Reafirmamos aqui a importância da ACD enquanto ferramenta teórico-
metodológica, que permite problematizar a linguagem, as questões do poder da ciência,
a linguagem da autoridade, os discursos da ciência. E assim, nos permite compreender
melhor os limites do ensino de ciências e trabalhar para a superação destes limites,
tendo em vista as transformações sociais.

Considerações finais
Consideramos a ACD o “fio condutor” que pode dá suporte teórico-
metodológico para o alcance dos objetivos de pesquisas, especialmente as de cunho
social. De acordo com Magalhães (2005), este referencial estuda textos e eventos em
diversas práticas sociais, propondo uma teoria e um método para descrever, interpretar e
explicar a linguagem no contexto sociohistórico. Esta autora afirma que a ACD
desenvolveu o estudo da linguagem como prática social, com vistas à investigação e
transformações na vida social contemporânea.

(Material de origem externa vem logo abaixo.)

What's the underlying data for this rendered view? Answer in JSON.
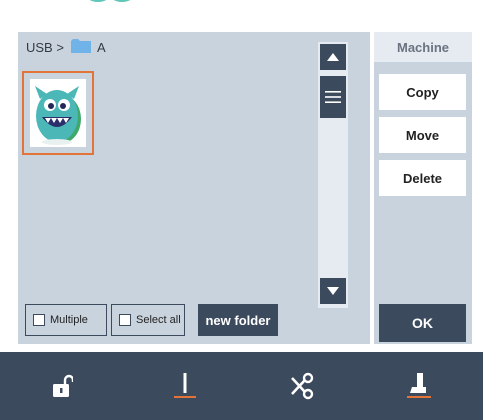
{
  "browser": {
    "path": {
      "root": "USB >",
      "folder": "A"
    },
    "files": [
      {
        "selected": true
      }
    ],
    "buttons": {
      "multiple": "Multiple",
      "select_all": "Select all",
      "new_folder": "new folder"
    }
  },
  "side_panel": {
    "tab": "Machine",
    "actions": {
      "copy": "Copy",
      "move": "Move",
      "delete": "Delete"
    },
    "ok": "OK"
  },
  "toolbar": {
    "icons": [
      "unlock-icon",
      "needle-icon",
      "scissors-icon",
      "presser-foot-icon"
    ]
  },
  "colors": {
    "accent": "#e2743a",
    "dark": "#3c4a5e",
    "panel": "#c9d3de",
    "folder": "#6fb3e8"
  }
}
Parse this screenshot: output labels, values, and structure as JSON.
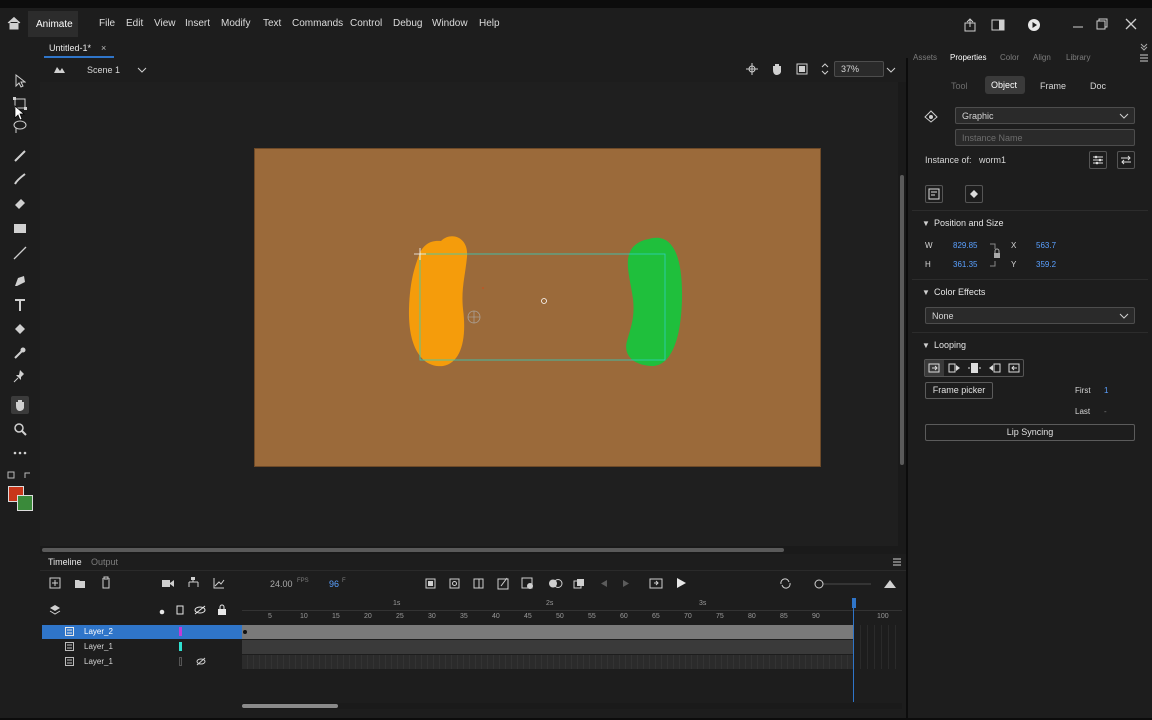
{
  "app": {
    "name": "Animate",
    "menu": [
      "File",
      "Edit",
      "View",
      "Insert",
      "Modify",
      "Text",
      "Commands",
      "Control",
      "Debug",
      "Window",
      "Help"
    ]
  },
  "document": {
    "tab_title": "Untitled-1*",
    "close_glyph": "×"
  },
  "scene": {
    "name": "Scene 1",
    "zoom": "37%"
  },
  "timeline": {
    "tabs": [
      "Timeline",
      "Output"
    ],
    "fps": "24.00",
    "fps_unit": "FPS",
    "frame": "96",
    "frame_unit": "F",
    "seconds": [
      "1s",
      "2s",
      "3s"
    ],
    "frame_ticks": [
      "5",
      "10",
      "15",
      "20",
      "25",
      "30",
      "35",
      "40",
      "45",
      "50",
      "55",
      "60",
      "65",
      "70",
      "75",
      "80",
      "85",
      "90",
      "100"
    ],
    "layers": [
      "Layer_2",
      "Layer_1",
      "Layer_1"
    ],
    "layer_colors": [
      "#c23bd6",
      "#2fe0d0",
      "#222222"
    ]
  },
  "panel": {
    "tabs": [
      "Assets",
      "Properties",
      "Color",
      "Align",
      "Library"
    ],
    "subtabs": [
      "Tool",
      "Object",
      "Frame",
      "Doc"
    ],
    "symbol_type": "Graphic",
    "instance_name_placeholder": "Instance Name",
    "instance_of_label": "Instance of:",
    "instance_of_value": "worm1",
    "position_size": {
      "title": "Position and Size",
      "w_label": "W",
      "w_value": "829.85",
      "h_label": "H",
      "h_value": "361.35",
      "x_label": "X",
      "x_value": "563.7",
      "y_label": "Y",
      "y_value": "359.2"
    },
    "color_effects": {
      "title": "Color Effects",
      "value": "None"
    },
    "looping": {
      "title": "Looping",
      "frame_picker": "Frame picker",
      "first_label": "First",
      "first_value": "1",
      "last_label": "Last",
      "last_value": "-",
      "lip_syncing": "Lip Syncing"
    }
  },
  "colors": {
    "stage": "#9b6a3a",
    "orange_shape": "#f59c0b",
    "green_shape": "#1fbf3c",
    "accent_blue": "#2f75c9",
    "stroke_color": "#c8361a",
    "fill_color": "#3a8a3a"
  }
}
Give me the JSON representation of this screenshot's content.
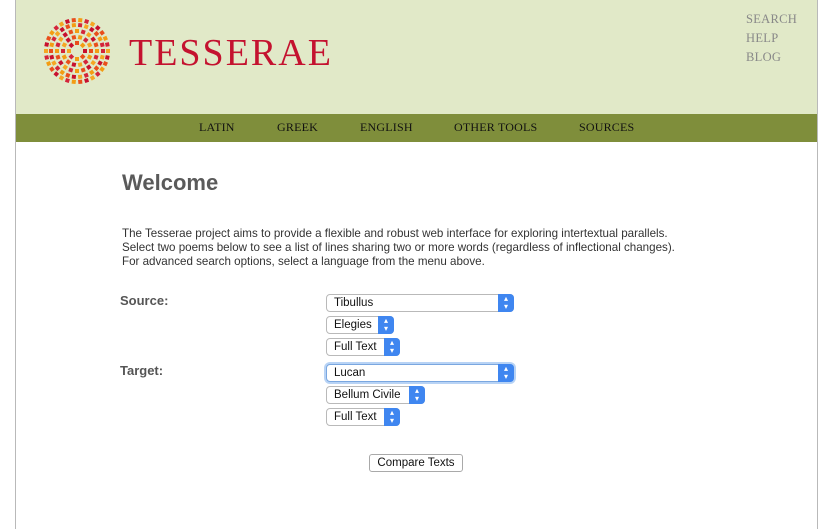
{
  "header": {
    "brand": "TESSERAE",
    "links": [
      "SEARCH",
      "HELP",
      "BLOG"
    ]
  },
  "nav": {
    "items": [
      "LATIN",
      "GREEK",
      "ENGLISH",
      "OTHER TOOLS",
      "SOURCES"
    ]
  },
  "main": {
    "title": "Welcome",
    "intro": [
      "The Tesserae project aims to provide a flexible and robust web interface for exploring intertextual parallels.",
      "Select two poems below to see a list of lines sharing two or more words (regardless of inflectional changes).",
      "For advanced search options, select a language from the menu above."
    ],
    "source": {
      "label": "Source:",
      "author": "Tibullus",
      "work": "Elegies",
      "unit": "Full Text"
    },
    "target": {
      "label": "Target:",
      "author": "Lucan",
      "work": "Bellum Civile",
      "unit": "Full Text"
    },
    "submit_label": "Compare Texts"
  },
  "colors": {
    "header_bg": "#e1e9c8",
    "nav_bg": "#7f8e3b",
    "brand_red": "#c4122f",
    "select_accent": "#3f86f0"
  },
  "icons": {
    "logo": "mosaic-circle-logo",
    "select_arrow": "chevron-up-down-icon"
  }
}
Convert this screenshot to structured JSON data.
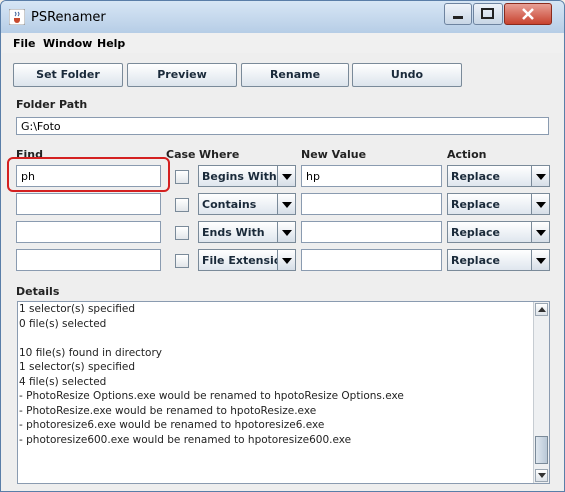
{
  "window": {
    "title": "PSRenamer",
    "icon": "java-cup-icon"
  },
  "menubar": {
    "items": [
      "File",
      "Window",
      "Help"
    ]
  },
  "toolbar": {
    "set_folder": "Set Folder",
    "preview": "Preview",
    "rename": "Rename",
    "undo": "Undo"
  },
  "folder": {
    "label": "Folder Path",
    "value": "G:\\Foto"
  },
  "rules": {
    "headers": {
      "find": "Find",
      "case": "Case",
      "where": "Where",
      "new_value": "New Value",
      "action": "Action"
    },
    "rows": [
      {
        "find": "ph",
        "case": false,
        "where": "Begins With",
        "new_value": "hp",
        "action": "Replace"
      },
      {
        "find": "",
        "case": false,
        "where": "Contains",
        "new_value": "",
        "action": "Replace"
      },
      {
        "find": "",
        "case": false,
        "where": "Ends With",
        "new_value": "",
        "action": "Replace"
      },
      {
        "find": "",
        "case": false,
        "where": "File Extension",
        "new_value": "",
        "action": "Replace"
      }
    ]
  },
  "details": {
    "label": "Details",
    "text": "1 selector(s) specified\n0 file(s) selected\n\n10 file(s) found in directory\n1 selector(s) specified\n4 file(s) selected\n- PhotoResize Options.exe would be renamed to hpotoResize Options.exe\n- PhotoResize.exe would be renamed to hpotoResize.exe\n- photoresize6.exe would be renamed to hpotoresize6.exe\n- photoresize600.exe would be renamed to hpotoresize600.exe"
  },
  "colors": {
    "highlight": "#d42020"
  }
}
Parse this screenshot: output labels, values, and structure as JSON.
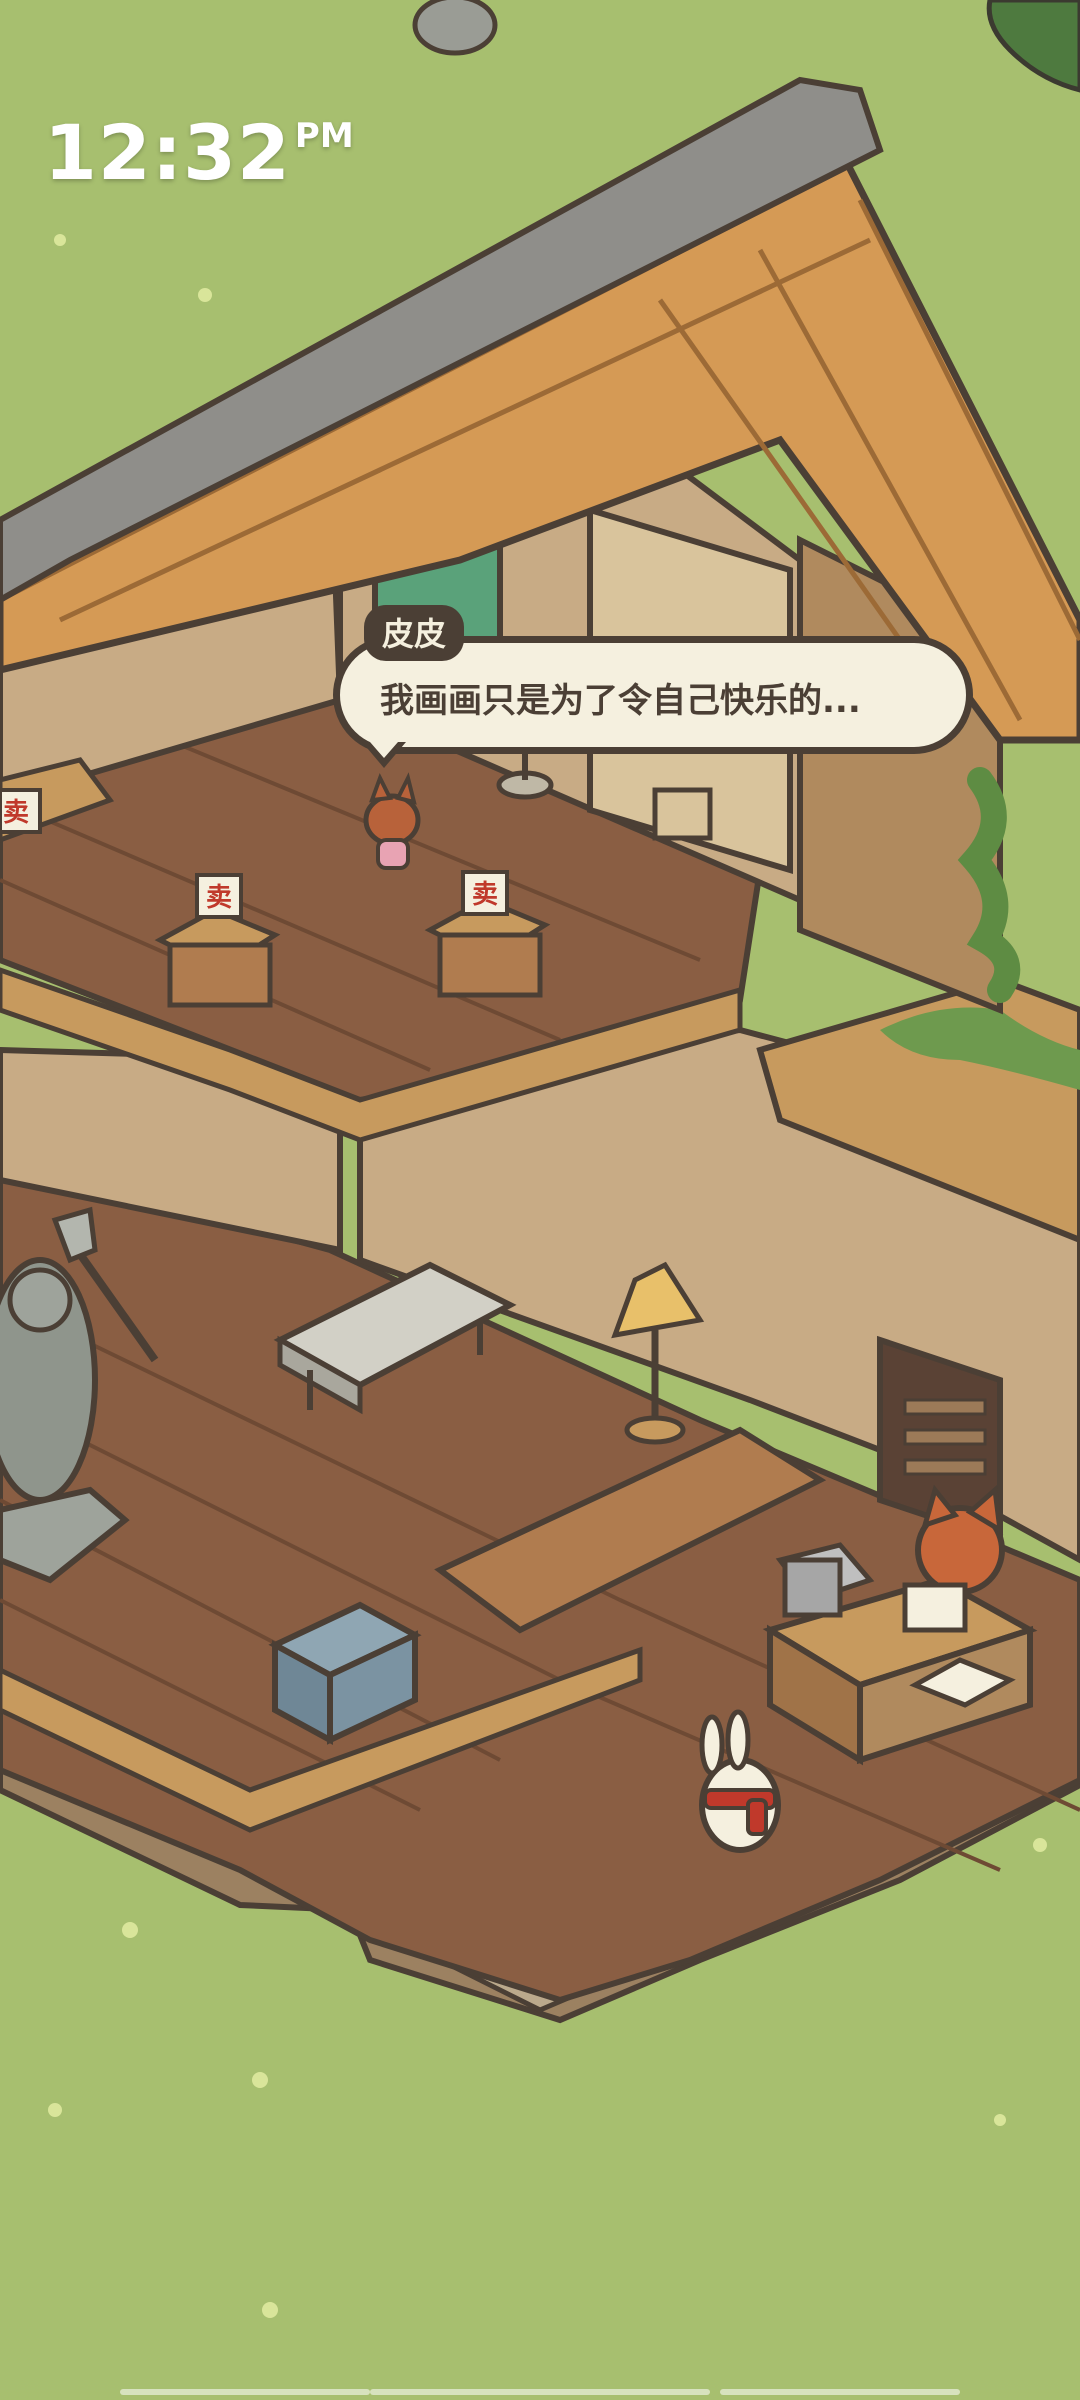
{
  "status_bar": {
    "time": "12:32",
    "ampm": "PM"
  },
  "dialogue": {
    "speaker": "皮皮",
    "text": "我画画只是为了令自己快乐的..."
  },
  "shop_signs": [
    "卖",
    "卖",
    "卖"
  ],
  "colors": {
    "grass": "#a7bf6f",
    "roof": "#d59a55",
    "floor": "#8a5e43",
    "wall": "#c8ab85",
    "outline": "#4b3f35",
    "bubble": "#f5f0df"
  }
}
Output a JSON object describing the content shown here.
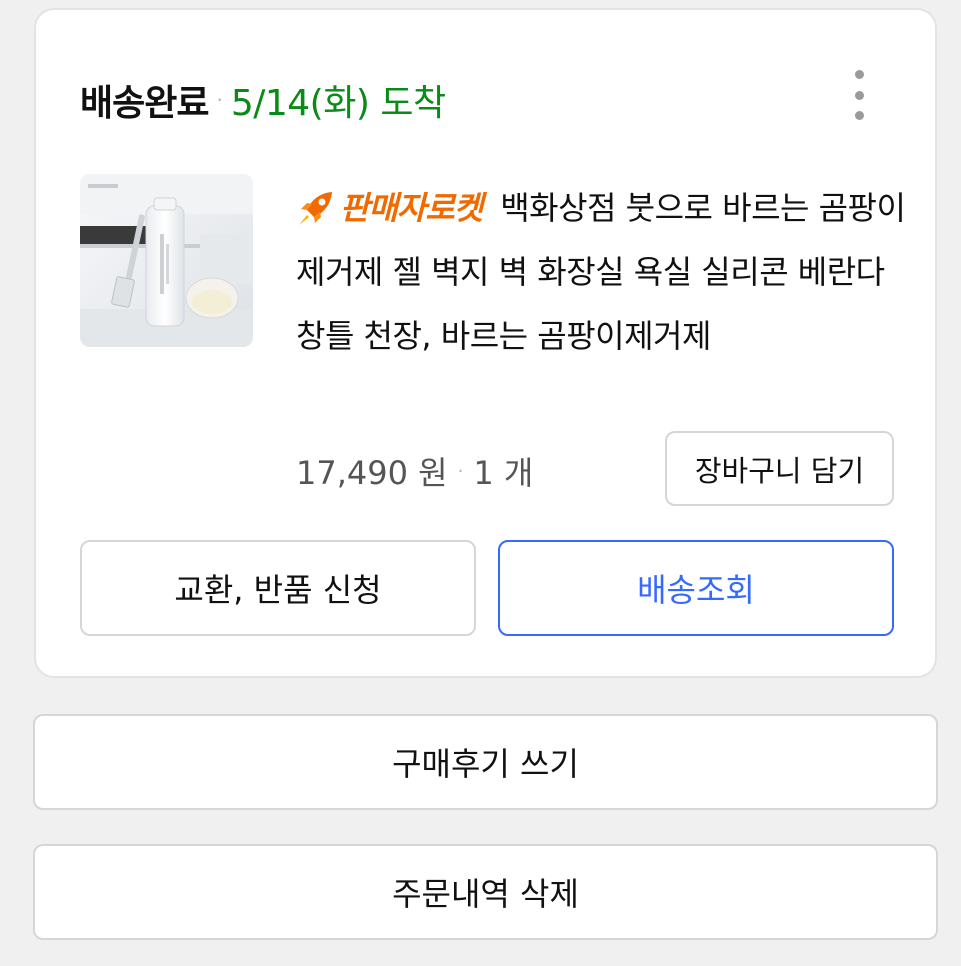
{
  "order": {
    "status": "배송완료",
    "arrival": "5/14(화) 도착",
    "more_menu_icon": "kebab-vertical-icon"
  },
  "product": {
    "badge": "판매자로켓",
    "badge_icon": "rocket-icon",
    "badge_color": "#f06a00",
    "name": "백화상점 붓으로 바르는 곰팡이 제거제 젤 벽지 벽 화장실 욕실 실리콘 베란다 창틀 천장, 바르는 곰팡이제거제",
    "price": "17,490 원",
    "quantity": "1 개",
    "add_to_cart_label": "장바구니 담기"
  },
  "actions": {
    "exchange_return_label": "교환, 반품 신청",
    "track_delivery_label": "배송조회",
    "write_review_label": "구매후기 쓰기",
    "delete_order_label": "주문내역 삭제"
  },
  "colors": {
    "arrival_green": "#0a8a17",
    "accent_blue": "#346aff"
  }
}
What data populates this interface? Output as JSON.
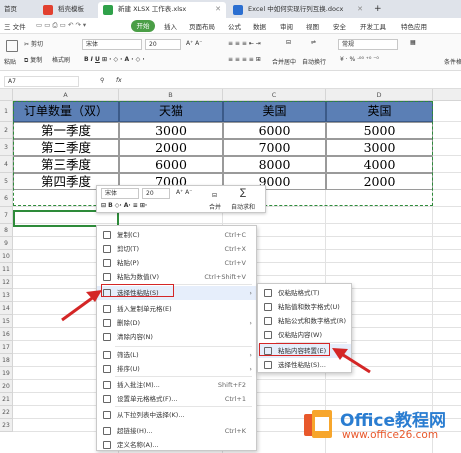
{
  "tabs": [
    {
      "label": "首页"
    },
    {
      "label": "稻壳模板"
    },
    {
      "label": "新建 XLSX 工作表.xlsx"
    },
    {
      "label": "Excel 中如何实现行列互换.docx"
    },
    {
      "label": "+"
    }
  ],
  "menu": {
    "file": "三 文件",
    "items": [
      "开始",
      "插入",
      "页面布局",
      "公式",
      "数据",
      "审阅",
      "视图",
      "安全",
      "开发工具",
      "特色应用"
    ]
  },
  "ribbon": {
    "cut": "剪切",
    "paste": "粘贴",
    "copy": "复制",
    "format_painter": "格式刷",
    "font": "宋体",
    "size": "20",
    "merge": "合并居中",
    "wrap": "自动换行",
    "numfmt": "常规",
    "condfmt": "条件格式"
  },
  "formula": {
    "cellref": "A7",
    "fx": "fx"
  },
  "columns": [
    "A",
    "B",
    "C",
    "D"
  ],
  "rows": [
    "1",
    "2",
    "3",
    "4",
    "5",
    "6",
    "7",
    "8",
    "9",
    "10",
    "11",
    "12",
    "13",
    "14",
    "15",
    "16",
    "17",
    "18",
    "19",
    "20",
    "21",
    "22",
    "23"
  ],
  "table": {
    "header": [
      "订单数量（双）",
      "天猫",
      "美国",
      "英国"
    ],
    "data": [
      [
        "第一季度",
        "3000",
        "6000",
        "5000"
      ],
      [
        "第二季度",
        "2000",
        "7000",
        "3000"
      ],
      [
        "第三季度",
        "6000",
        "8000",
        "4000"
      ],
      [
        "第四季度",
        "7000",
        "9000",
        "2000"
      ]
    ]
  },
  "mini_toolbar": {
    "font": "宋体",
    "size": "20",
    "merge": "合并",
    "autosum": "自动求和"
  },
  "context_menu": [
    {
      "label": "复制(C)",
      "shortcut": "Ctrl+C"
    },
    {
      "label": "剪切(T)",
      "shortcut": "Ctrl+X"
    },
    {
      "label": "粘贴(P)",
      "shortcut": "Ctrl+V"
    },
    {
      "label": "粘贴为数值(V)",
      "shortcut": "Ctrl+Shift+V"
    },
    {
      "label": "选择性粘贴(S)",
      "shortcut": ""
    },
    {
      "label": "插入复制单元格(E)",
      "shortcut": ""
    },
    {
      "label": "删除(D)",
      "shortcut": ""
    },
    {
      "label": "清除内容(N)",
      "shortcut": ""
    },
    {
      "label": "筛选(L)",
      "shortcut": ""
    },
    {
      "label": "排序(U)",
      "shortcut": ""
    },
    {
      "label": "插入批注(M)...",
      "shortcut": "Shift+F2"
    },
    {
      "label": "设置单元格格式(F)...",
      "shortcut": "Ctrl+1"
    },
    {
      "label": "从下拉列表中选择(K)...",
      "shortcut": ""
    },
    {
      "label": "超链接(H)...",
      "shortcut": "Ctrl+K"
    },
    {
      "label": "定义名称(A)...",
      "shortcut": ""
    }
  ],
  "submenu": [
    {
      "label": "仅粘贴格式(T)"
    },
    {
      "label": "粘贴值和数字格式(U)"
    },
    {
      "label": "粘贴公式和数字格式(R)"
    },
    {
      "label": "仅粘贴内容(W)"
    },
    {
      "label": "粘贴内容转置(E)"
    },
    {
      "label": "选择性粘贴(S)..."
    }
  ],
  "watermark": {
    "brand": "Office教程网",
    "url": "www.office26.com"
  },
  "colors": {
    "accent": "#4a9e46",
    "header_fill": "#5b7fb5",
    "highlight": "#d42626"
  }
}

A ACD tem uma relação dialógica com outras teorias e métodos sociais,
engajando-se não apenas de maneira interdisciplinar, mas transdisciplinar, entendendo
que o diálogo entre disciplinas e arcabouços pode levar ao desenvolvimento das
mesmas por meio de um processo de cada uma internamente apropriarem-se da lógica
da outra como recurso para seu próprio desenvolvimento. Concluímos que, pelo fato da
ferramenta teórico-metodológica aqui defendida, acreditamos que a contribuição da
ACD para a pesquisa em educação de ciências situa-se no sentido de gerar caminhos
para entender processos de mudança social em diferentes escalas.